Because as you know we can’t let the victims pile up in one place
. She felt us duck to avoid this
present
practicality, a motion like a kite dipping in the wind. “All his business decisions were enacted through authorised proxies and lawyers, who received their instructions from him—I had codes, passwords, ciphers, the whole fucking caboodle—in writing. A rickety arrangement. Near misses of catastrophic losses when messages didn’t travel fast enough. Telegraphy was a great relief when it came in. The telephone—well, you can imagine. Not long after leaving England I was ‘married’ and less than a year after that I had ‘a son,’ Jacob Junior. All fictional. A new will was drawn up—Jacob Junior would inherit everything—and that was that. All I had to do then was stay away from anyone who knew me.”

“Are you serious?”

“Of course. You’ve got to remember it was a lot easier not to be seen in those days: Photography was in its infancy. No television, no CCTV. Half a dozen false names kept me going through Europe—and eventually here—for thirty-five years. Again, I had money. Money and mobility, that’s how it’s done.”

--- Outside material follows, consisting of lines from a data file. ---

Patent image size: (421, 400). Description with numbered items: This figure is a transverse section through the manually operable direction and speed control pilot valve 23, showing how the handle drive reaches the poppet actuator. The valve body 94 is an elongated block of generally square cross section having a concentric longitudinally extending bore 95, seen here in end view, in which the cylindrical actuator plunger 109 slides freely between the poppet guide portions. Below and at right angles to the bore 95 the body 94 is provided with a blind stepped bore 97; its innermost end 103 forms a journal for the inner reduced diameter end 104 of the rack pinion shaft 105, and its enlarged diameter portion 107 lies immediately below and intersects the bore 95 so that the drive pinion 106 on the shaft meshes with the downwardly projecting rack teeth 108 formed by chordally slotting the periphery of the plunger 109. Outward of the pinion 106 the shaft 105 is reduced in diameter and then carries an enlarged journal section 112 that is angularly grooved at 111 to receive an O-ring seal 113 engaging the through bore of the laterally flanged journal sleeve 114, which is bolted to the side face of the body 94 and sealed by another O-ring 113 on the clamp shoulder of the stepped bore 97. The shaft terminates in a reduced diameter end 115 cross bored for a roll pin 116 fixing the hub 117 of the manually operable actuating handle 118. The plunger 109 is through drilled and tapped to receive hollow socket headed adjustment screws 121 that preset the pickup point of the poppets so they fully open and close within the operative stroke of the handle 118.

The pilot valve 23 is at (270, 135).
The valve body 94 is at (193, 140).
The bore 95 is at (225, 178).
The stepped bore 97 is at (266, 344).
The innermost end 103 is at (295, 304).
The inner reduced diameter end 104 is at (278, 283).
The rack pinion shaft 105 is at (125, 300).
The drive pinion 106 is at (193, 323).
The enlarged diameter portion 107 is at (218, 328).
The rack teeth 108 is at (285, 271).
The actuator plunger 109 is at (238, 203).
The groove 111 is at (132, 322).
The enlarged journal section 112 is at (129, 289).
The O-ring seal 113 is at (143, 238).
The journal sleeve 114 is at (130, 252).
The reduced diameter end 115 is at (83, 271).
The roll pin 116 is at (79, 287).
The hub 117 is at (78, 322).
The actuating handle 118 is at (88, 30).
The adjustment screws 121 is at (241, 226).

“Thanks again for the twenty million, by the way. Another sentence I never imagined I’d have use for.”

“You’re welcome.”

“And the fictional wife?”

Another kite dip. The fictional wife evoked the real one. The aphrodisiacal kick Arabella’s ghost being forced to watch had given us, the promise of dark enlightenment. All apparent evil promises the same. It’s a lie. There’s no dark enlightenment because there’s no evil. Whatever it is you’re doing—raping a child, gassing a million—it’s just another thing you can do. The universe doesn’t care. Certainly doesn’t give you divine knowledge in return. All the knowledge and all the divinity is already there in you doing whatever it is you’re doing. Who knows this better than monsters?